Acte III - Scène IV



(Philiste, Dorante, Cliton)

Philiste
Ami, notre bonheur passe notre espérance.
Vous avez compagnie ! Ah ! Voyons, s'il vous plaît.

Dorante
Laissez-les s'échapper, je vous dirai qui c'est.
Ce n'est qu'une lingère : allant en Italie,
Je la vis en passant, et la trouvai jolie :
Nous fîmes connaissance, et me sachant ici,
Comme vous le voyez, elle en a pris souci.

Philiste
Vous trouvez en tous lieux d'assez bonnes fortunes.

Dorante
Celle-ci pour le moins n'est pas des plus communes.

Philiste
Elle vous semble belle, à ce compte ?

Dorante
À ravir.

Philiste
Je n'en suis point jaloux.

Dorante
M'y voulez-vous servir ?

Philiste
Je suis trop maladroit pour un si noble rôle.

Dorante
Vous n'avez seulement qu'à dire une parole.

Philiste
Qu'une ?

Dorante
Non.
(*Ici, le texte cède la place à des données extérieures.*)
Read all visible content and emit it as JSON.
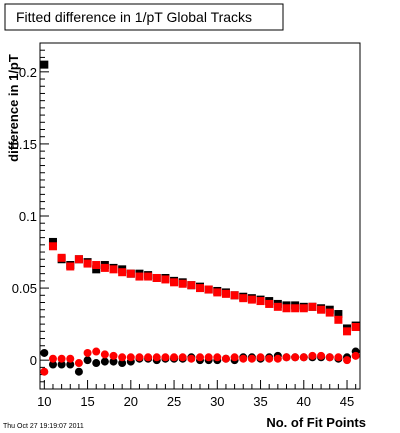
{
  "chart_data": {
    "type": "scatter",
    "title": "Fitted difference in 1/pT  Global Tracks",
    "xlabel": "No. of Fit Points",
    "ylabel": "difference in 1/pT",
    "xlim": [
      9.5,
      46.5
    ],
    "ylim": [
      -0.02,
      0.22
    ],
    "xticks": [
      10,
      15,
      20,
      25,
      30,
      35,
      40,
      45
    ],
    "yticks": [
      0,
      0.05,
      0.1,
      0.15,
      0.2
    ],
    "ytick_labels": [
      "0",
      "0.05",
      "0.1",
      "0.15",
      "0.2"
    ],
    "grid": false,
    "legend": "none",
    "timestamp": "Thu Oct 27 19:19:07 2011",
    "colors": {
      "series_1": "#000000",
      "series_2": "#ff0000"
    },
    "series": [
      {
        "marker": "square",
        "x": [
          10,
          11,
          12,
          13,
          14,
          15,
          16,
          17,
          18,
          19,
          20,
          21,
          22,
          23,
          24,
          25,
          26,
          27,
          28,
          29,
          30,
          31,
          32,
          33,
          34,
          35,
          36,
          37,
          38,
          39,
          40,
          41,
          42,
          43,
          44,
          45,
          46
        ],
        "y": [
          0.205,
          0.082,
          0.07,
          0.066,
          0.07,
          0.068,
          0.063,
          0.066,
          0.064,
          0.063,
          0.06,
          0.06,
          0.059,
          0.057,
          0.057,
          0.055,
          0.054,
          0.052,
          0.051,
          0.049,
          0.048,
          0.047,
          0.045,
          0.044,
          0.043,
          0.042,
          0.041,
          0.039,
          0.038,
          0.038,
          0.037,
          0.037,
          0.036,
          0.035,
          0.032,
          0.022,
          0.024
        ]
      },
      {
        "marker": "square",
        "x": [
          10,
          11,
          12,
          13,
          14,
          15,
          16,
          17,
          18,
          19,
          20,
          21,
          22,
          23,
          24,
          25,
          26,
          27,
          28,
          29,
          30,
          31,
          32,
          33,
          34,
          35,
          36,
          37,
          38,
          39,
          40,
          41,
          42,
          43,
          44,
          45,
          46
        ],
        "y": [
          null,
          0.079,
          0.071,
          0.065,
          0.07,
          0.067,
          0.066,
          0.064,
          0.063,
          0.061,
          0.06,
          0.058,
          0.058,
          0.057,
          0.056,
          0.054,
          0.053,
          0.052,
          0.05,
          0.049,
          0.047,
          0.046,
          0.045,
          0.043,
          0.042,
          0.041,
          0.039,
          0.037,
          0.036,
          0.036,
          0.036,
          0.037,
          0.035,
          0.033,
          0.028,
          0.02,
          0.023
        ]
      },
      {
        "marker": "circle",
        "x": [
          10,
          11,
          12,
          13,
          14,
          15,
          16,
          17,
          18,
          19,
          20,
          21,
          22,
          23,
          24,
          25,
          26,
          27,
          28,
          29,
          30,
          31,
          32,
          33,
          34,
          35,
          36,
          37,
          38,
          39,
          40,
          41,
          42,
          43,
          44,
          45,
          46
        ],
        "y": [
          0.005,
          -0.003,
          -0.003,
          -0.003,
          -0.008,
          0.0,
          -0.002,
          -0.001,
          -0.001,
          -0.002,
          -0.001,
          0.001,
          0.001,
          0.0,
          0.001,
          0.001,
          0.001,
          0.002,
          0.0,
          0.0,
          0.0,
          0.001,
          0.0,
          0.002,
          0.002,
          0.001,
          0.002,
          0.003,
          0.002,
          0.002,
          0.002,
          0.002,
          0.002,
          0.002,
          0.001,
          0.002,
          0.006
        ]
      },
      {
        "marker": "circle",
        "x": [
          10,
          11,
          12,
          13,
          14,
          15,
          16,
          17,
          18,
          19,
          20,
          21,
          22,
          23,
          24,
          25,
          26,
          27,
          28,
          29,
          30,
          31,
          32,
          33,
          34,
          35,
          36,
          37,
          38,
          39,
          40,
          41,
          42,
          43,
          44,
          45,
          46
        ],
        "y": [
          -0.008,
          0.001,
          0.001,
          0.001,
          -0.002,
          0.005,
          0.006,
          0.004,
          0.003,
          0.002,
          0.002,
          0.002,
          0.002,
          0.002,
          0.002,
          0.002,
          0.002,
          0.001,
          0.002,
          0.002,
          0.002,
          0.001,
          0.002,
          0.001,
          0.001,
          0.002,
          0.001,
          0.001,
          0.002,
          0.002,
          0.002,
          0.003,
          0.003,
          0.002,
          0.002,
          0.0,
          0.003
        ]
      }
    ]
  }
}
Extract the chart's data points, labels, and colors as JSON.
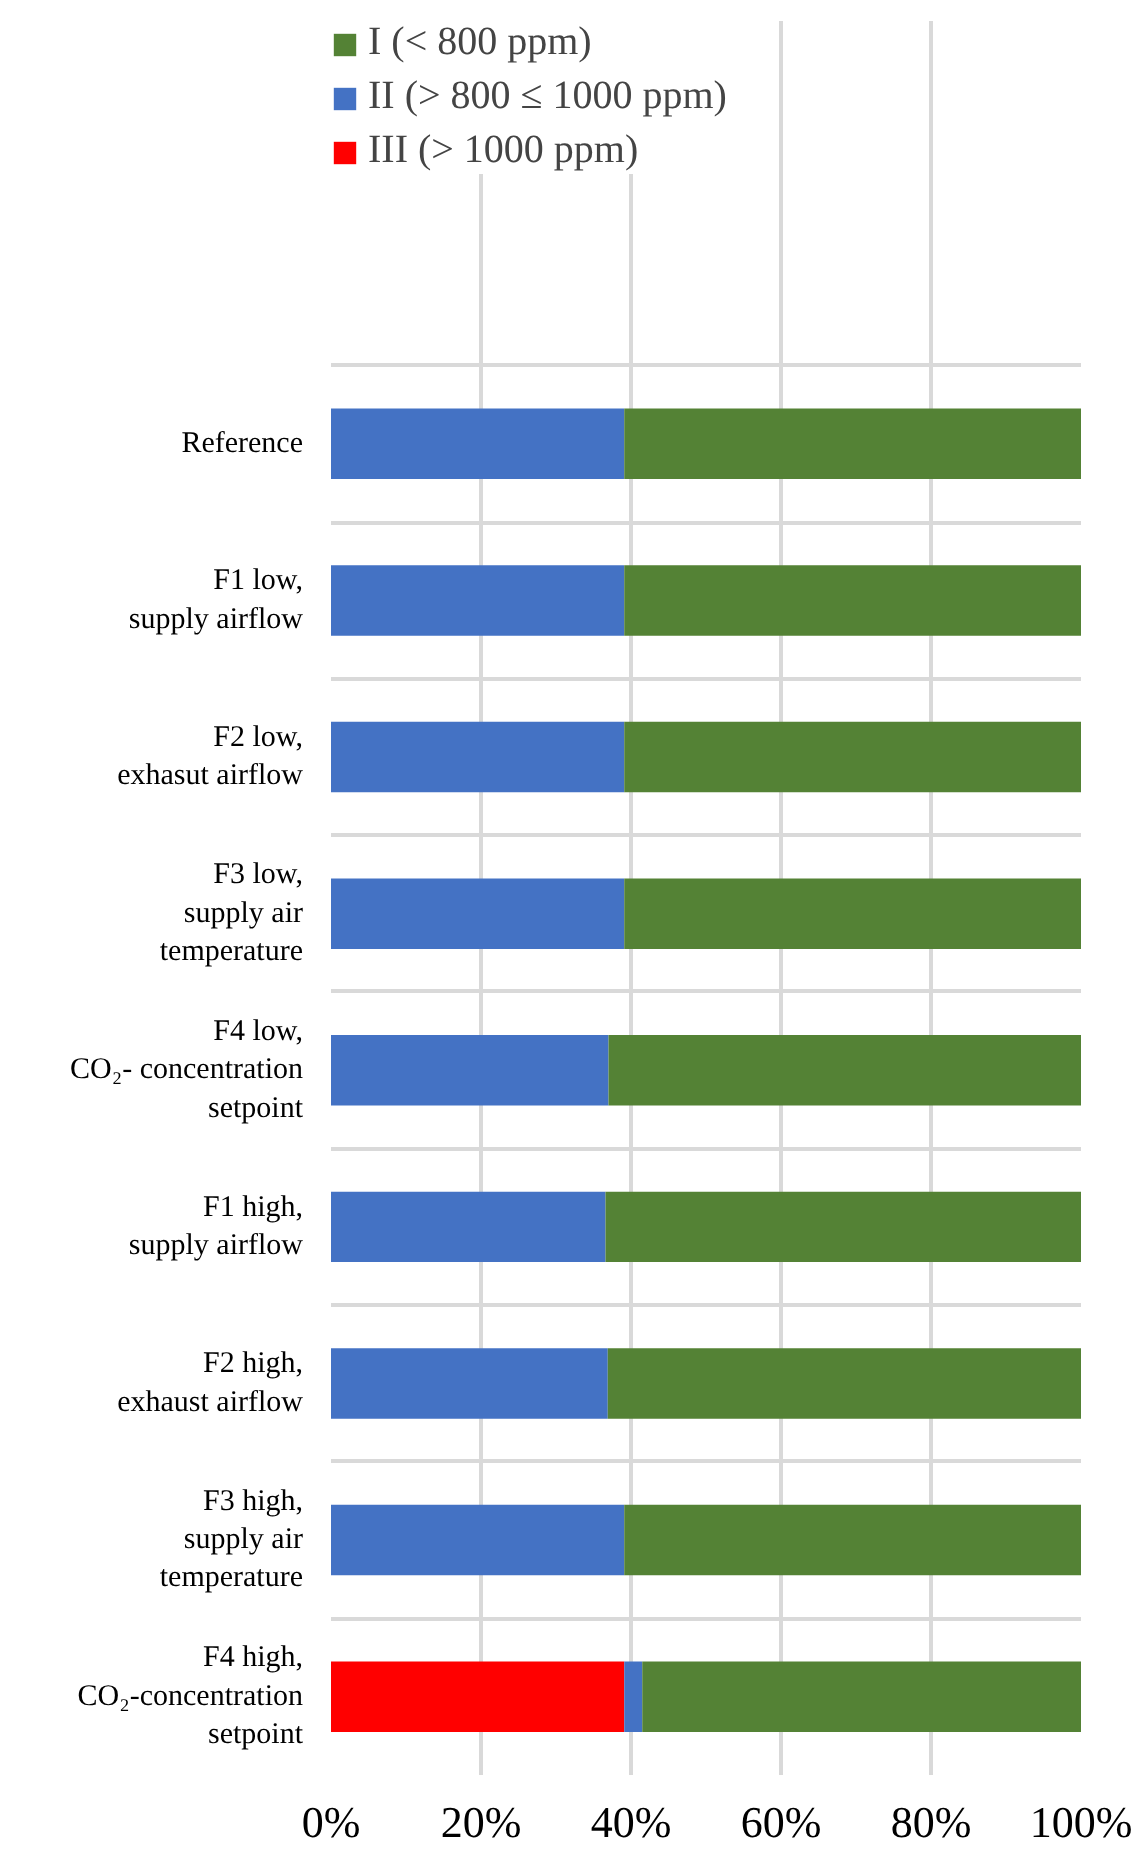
{
  "chart_data": {
    "type": "bar",
    "orientation": "horizontal",
    "stacked": true,
    "categories": [
      "Reference",
      "F1 low,\nsupply airflow",
      "F2 low,\nexhasut airflow",
      "F3 low,\nsupply air\ntemperature",
      "F4 low,\nCO₂- concentration\nsetpoint",
      "F1 high,\nsupply airflow",
      "F2 high,\nexhaust airflow",
      "F3 high,\nsupply air\ntemperature",
      "F4 high,\nCO₂-concentration\nsetpoint"
    ],
    "series": [
      {
        "name": "III (> 1000 ppm)",
        "color": "#ff0000",
        "values": [
          0,
          0,
          0,
          0,
          0,
          0,
          0,
          0,
          39.1
        ]
      },
      {
        "name": "II (> 800 ≤ 1000 ppm)",
        "color": "#4472c4",
        "values": [
          39.1,
          39.1,
          39.1,
          39.1,
          37.0,
          36.6,
          36.9,
          39.1,
          2.4
        ]
      },
      {
        "name": "I (< 800 ppm)",
        "color": "#548235",
        "values": [
          60.9,
          60.9,
          60.9,
          60.9,
          63.0,
          63.4,
          63.1,
          60.9,
          58.5
        ]
      }
    ],
    "xlim": [
      0,
      100
    ],
    "xticks": [
      {
        "value": 0,
        "label": "0%"
      },
      {
        "value": 20,
        "label": "20%"
      },
      {
        "value": 40,
        "label": "40%"
      },
      {
        "value": 60,
        "label": "60%"
      },
      {
        "value": 80,
        "label": "80%"
      },
      {
        "value": 100,
        "label": "100%"
      }
    ],
    "grid": true,
    "legend": "top"
  }
}
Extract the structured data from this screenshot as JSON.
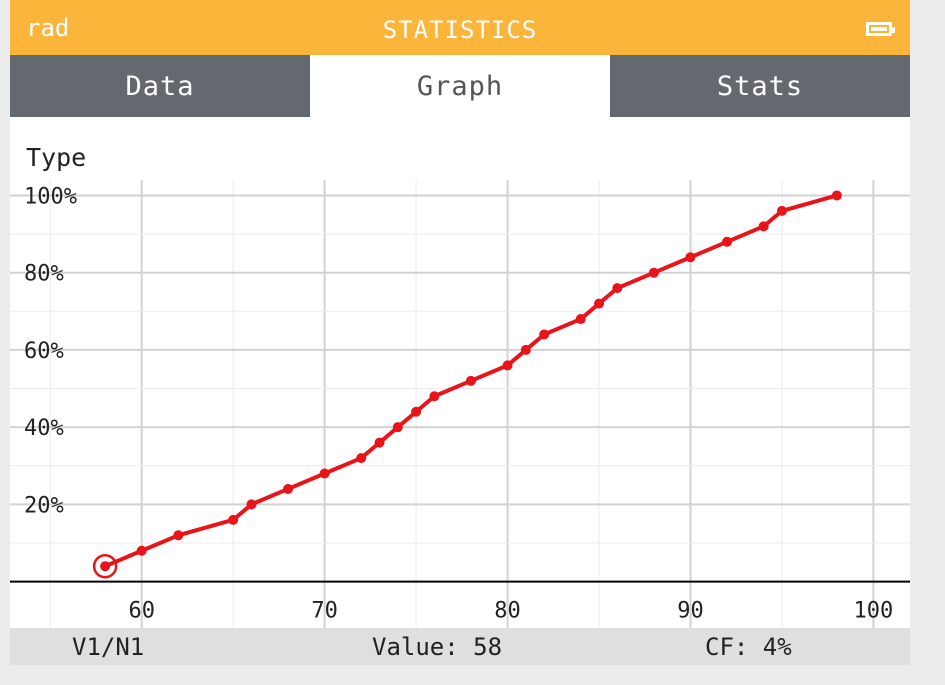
{
  "topbar": {
    "mode": "rad",
    "title": "STATISTICS",
    "battery_icon": "battery-icon"
  },
  "tabs": [
    {
      "label": "Data",
      "active": false
    },
    {
      "label": "Graph",
      "active": true
    },
    {
      "label": "Stats",
      "active": false
    }
  ],
  "graph": {
    "type_label": "Type"
  },
  "status": {
    "series": "V1/N1",
    "value": "Value: 58",
    "cf": "CF: 4%"
  },
  "colors": {
    "accent": "#fbb53a",
    "tab_bar": "#646970",
    "curve": "#e8141a"
  },
  "chart_data": {
    "type": "line",
    "x": [
      58,
      60,
      62,
      65,
      66,
      68,
      70,
      72,
      73,
      74,
      75,
      76,
      78,
      80,
      81,
      82,
      84,
      85,
      86,
      88,
      90,
      92,
      94,
      95,
      98
    ],
    "y": [
      4,
      8,
      12,
      16,
      20,
      24,
      28,
      32,
      36,
      40,
      44,
      48,
      52,
      56,
      60,
      64,
      68,
      72,
      76,
      80,
      84,
      88,
      92,
      96,
      100
    ],
    "x_ticks": [
      "60",
      "70",
      "80",
      "90",
      "100"
    ],
    "y_ticks": [
      "20%",
      "40%",
      "60%",
      "80%",
      "100%"
    ],
    "xlim": [
      52.8,
      102
    ],
    "ylim": [
      -12,
      104
    ],
    "grid": true,
    "selected_point": {
      "x": 58,
      "y": 4
    }
  }
}
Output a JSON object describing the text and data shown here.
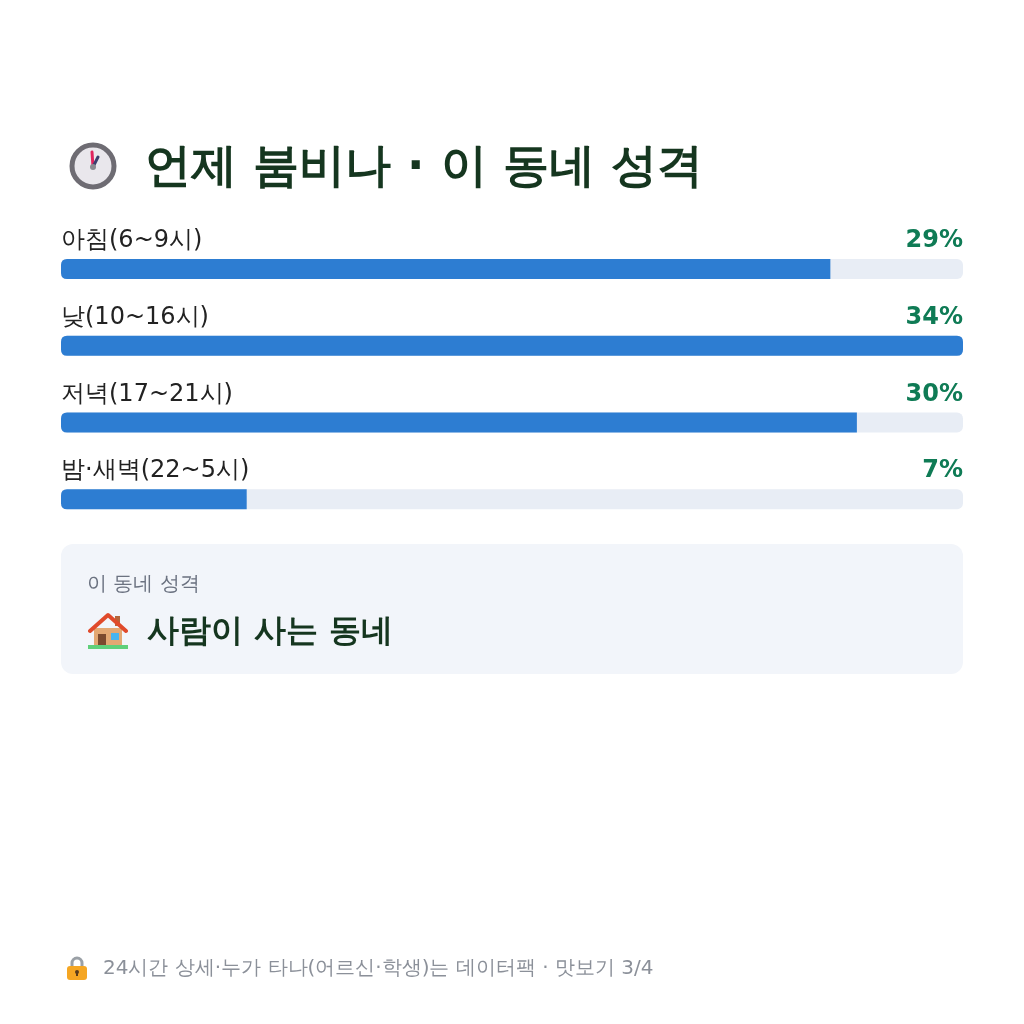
{
  "chart_data": [
    {
      "type": "bar",
      "title": "언제 붐비나 · 이 동네 성격",
      "orientation": "horizontal",
      "categories": [
        "아침(6~9시)",
        "낮(10~16시)",
        "저녁(17~21시)",
        "밤·새벽(22~5시)"
      ],
      "values": [
        29,
        34,
        30,
        7
      ],
      "color": "#2d7dd2",
      "value_labels": [
        "29%",
        "34%",
        "30%",
        "7%"
      ],
      "xlim": [
        0,
        34
      ],
      "annotations": [
        "24시간 상세·누가 타나(어르신·학생)는 데이터팩 · 맛보기 3/4"
      ]
    },
    {
      "type": "other",
      "title": "이 동네 성격",
      "annotations": [
        "사람이 사는 동네"
      ]
    }
  ]
}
Cette nuit j'ai promis de la voir,
Sûr que vous obtiendrez mon congé pour ce soir.
Le concierge est à vous.

Philiste
C'est une affaire faite.

Dorante
Quoi ! vous me refusez un mot que je souhaite ?

Philiste
L'ordre, tout au contraire, en est déjà donné,
Et votre esprit trop prompt n'a pas bien deviné.
Comme je vous quittais avec peine à vous croire,
Quatre de mes amis m'ont conté votre histoire :
Ils marchaient après vous deux ou trois mille pas,
Ils vous ont vu courir, tomber le mort à bas,
L'autre vous démonter, et fuir en diligence ;
Ils ont vu tout cela de sur une éminence,
Et n'ont connu personne, étant trop éloignés.
Voilà, quoi qu'il en soit, tous nos procès gagnés,
Et plus tôt de beaucoup que je n'osais prétendre ;
Je n'ai point perdu temps, et les ai fait entendre,
Si bien que, sans chercher d'autre éclaircissement,
Vos juges m'ont promis votre élargissement.
Mais quoiqu'il soit constant qu'on vous prend pour un autre,
Il faudra caution, et je serai la vôtre :
Ce sont formalités que pour vous dégager
Les juges, disent-ils, sont tenus d'exiger ;
Mais sans doute ils en font ainsi que bon leur semble.
Tandis, ce soir chez moi nous souperons ensemble ;
Dans un moment ou deux vous y pourrez venir ;
Nous aurons tout loisir de nous entretenir,
Et vous prendez le temps de voir votre lingère.
Ils m'ont dit toutefois qu'il serait nécessaire
De coucher, pour la forme, un moment en prison,
Et m'en ont sur-le-champ rendu quelque raison ;
Mais c'est si peu mon jeu que de telles matières,
Que j'en perds aussitôt les plus belles lumières.
Vous sortirez demain, il n'est rien de plus vrai :
C'est tout ce que j'en aime, et tout ce que j'en sais.

Dorante
Que ne vous dois-je point pour de si bons offices !

Philiste
Ami, ce ne sont là que de petits services ;
Je voudrais pouvoir mieux, tout me serait fort doux.
Je vais chercher du monde à souper avec vous.
Adieu. Je vous attends au plus tard dans une heure.